In 2004 biographer and historian Ron Chernow (Washington: A Life) wrote the book Alexander Hamilton about one of this country's founding fathers and the first Secretary of the Treasury. While on vacation from his musical In the Heights, Lin-Manuel Miranda read the book and, after the first few chapters, decided he wanted to make the story his next project. He started writing The Hamilton Mixtape and performed what would later become the opening number in the show, Hamilton, at the White House Evening of Poetry, Music and the Spoken Word in 2009.
By March of 2015, Hamilton: An American Musical was an off-Broadway, critical hit, selling out each performance. In August of that same year, it moved to the Richard Rogers Theater on Broadway and has been a sensation ever since. At the 2016 Tony Awards, the musical was nominated for a record-setting 16 awards winning 11 of them including "best musical". It was only a matter of time before fans would be asking for a movie adaptation and, while that isn't exactly what they got, Disney+ heard them and this month a movie of the stage show premiered, again to critical acclaim. Filmed partially in front of a live audience and partially with a camera crane in place of people, the show is a combination that offers viewers better than the best seats in the house.
Alexander Hamilton was a bastard child born in St. Croix. His father left when he was a baby and his mother died before he was a teenager. After a hurricane hit the island, Hamilton wrote a touching poem and the people of the Island realized he was extremely intelligent, so they raised money to send him to New York to be educated. Years later, during the Revolutionary War, he worked with General Washington and became part of President Washington's cabinet after the Colonies fought to gain their freedom. Brilliant yet impetuous, Hamilton made many enemies and in 1804 he spoke out against his former colleague Aaron Burr. Burr challenged Hamilton to a duel and in July the two men met in Weehawken, NJ where Burr fatally shot Hamilton.
While the stage production covers most of the basics of Hamilton's story including his infidelity and momentarily touching upon the rumored homosexual relationship with John Laurens, it takes a "poetic license" with many of the facts surrounding Hamilton's life and the history of the United States. It also is unique in other regards including the casting of minorities to portray Caucasians in history and the fact the music is primarily rap, hip hop, and Rhythm and Blues, which is atypical amongst musical scores. Hamilton: An American Musical, created by and originally starring Lin-Manuel Miranda (Mary Poppins Returns) is a refreshing, rare show that has spoken to a whole new demographic of the population not often associated with Broadway fans.

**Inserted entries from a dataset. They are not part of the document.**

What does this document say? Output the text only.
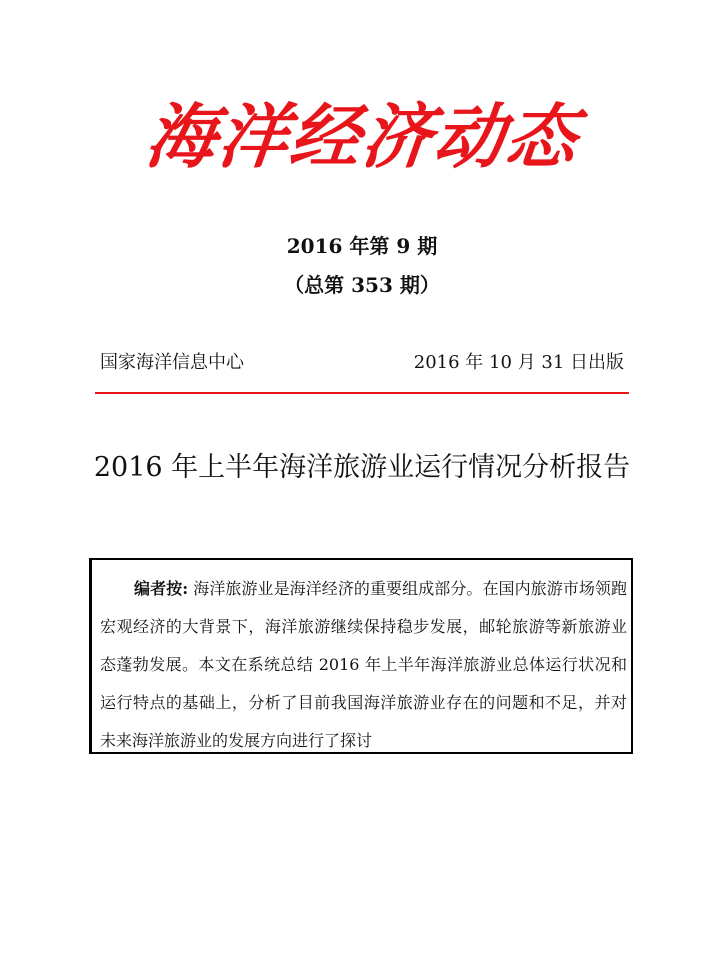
海洋经济动态
2016 年第 9 期
（总第 353 期）
国家海洋信息中心	2016 年 10 月 31 日出版
2016 年上半年海洋旅游业运行情况分析报告

编者按: 海洋旅游业是海洋经济的重要组成部分。在国内旅游市场领跑宏观经济的大背景下，海洋旅游继续保持稳步发展，邮轮旅游等新旅游业态蓬勃发展。本文在系统总结 2016 年上半年海洋旅游业总体运行状况和运行特点的基础上，分析了目前我国海洋旅游业存在的问题和不足，并对未来海洋旅游业的发展方向进行了探讨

Besides Miranda, who is actually one of the weaker links among the performers, the cast is made up of incredibly talented artists who took Miranda's brilliant score and breathed life into it despite being some of the most challenging songs to perform live. As an example, Daveed Diggs (Snowpiercer) who portrays Marquis de Lafayette/Thomas Jefferson, raps 19 words in less than three seconds, which is an incredible feat. Phillipa Soo (The Broken Hearts Gallery) as Hamilton's wife, Eliza, is a delicate songbird with a magical voice whereas Renee Elise Goldsberry (One Life to Live), as Eliza's older sister, Angelica, sings with strength and power. Christopher Jackson (Bull) as George Washington and Leslie Odom, Jr. (Smash) as Aaron Burr also offers incredible performances. Of course, Jonathan Groff (Glee) as King George, steals all of the seven minutes he is on stage.
Director Thomas Kail (Grease Live!) utilizes the crane to offer some close-up shots of the characters that one would normally never have the opportunity to see in a live stage performance. He also does a good job, for the most part, of blending the live audience moments with those shot to an empty house. Unfortunately, the amazing orchestra and singers betray the mixing of the two and there are several moments the viewer can tell the difference aurally of what was filmed before an audience.
There is no doubt, Miranda, the cast, and Kail (along with choreographer Andy Blankenbuhler; Cats) turned Broadway upside down and challenged the idea of the traditional musical when it debuted. It is a natural progression to film it as a movie and, luckily, it is very well done offering those that don't have the opportunity to see it live the chance to experience the magic that has set a higher bar for Broadway musicals.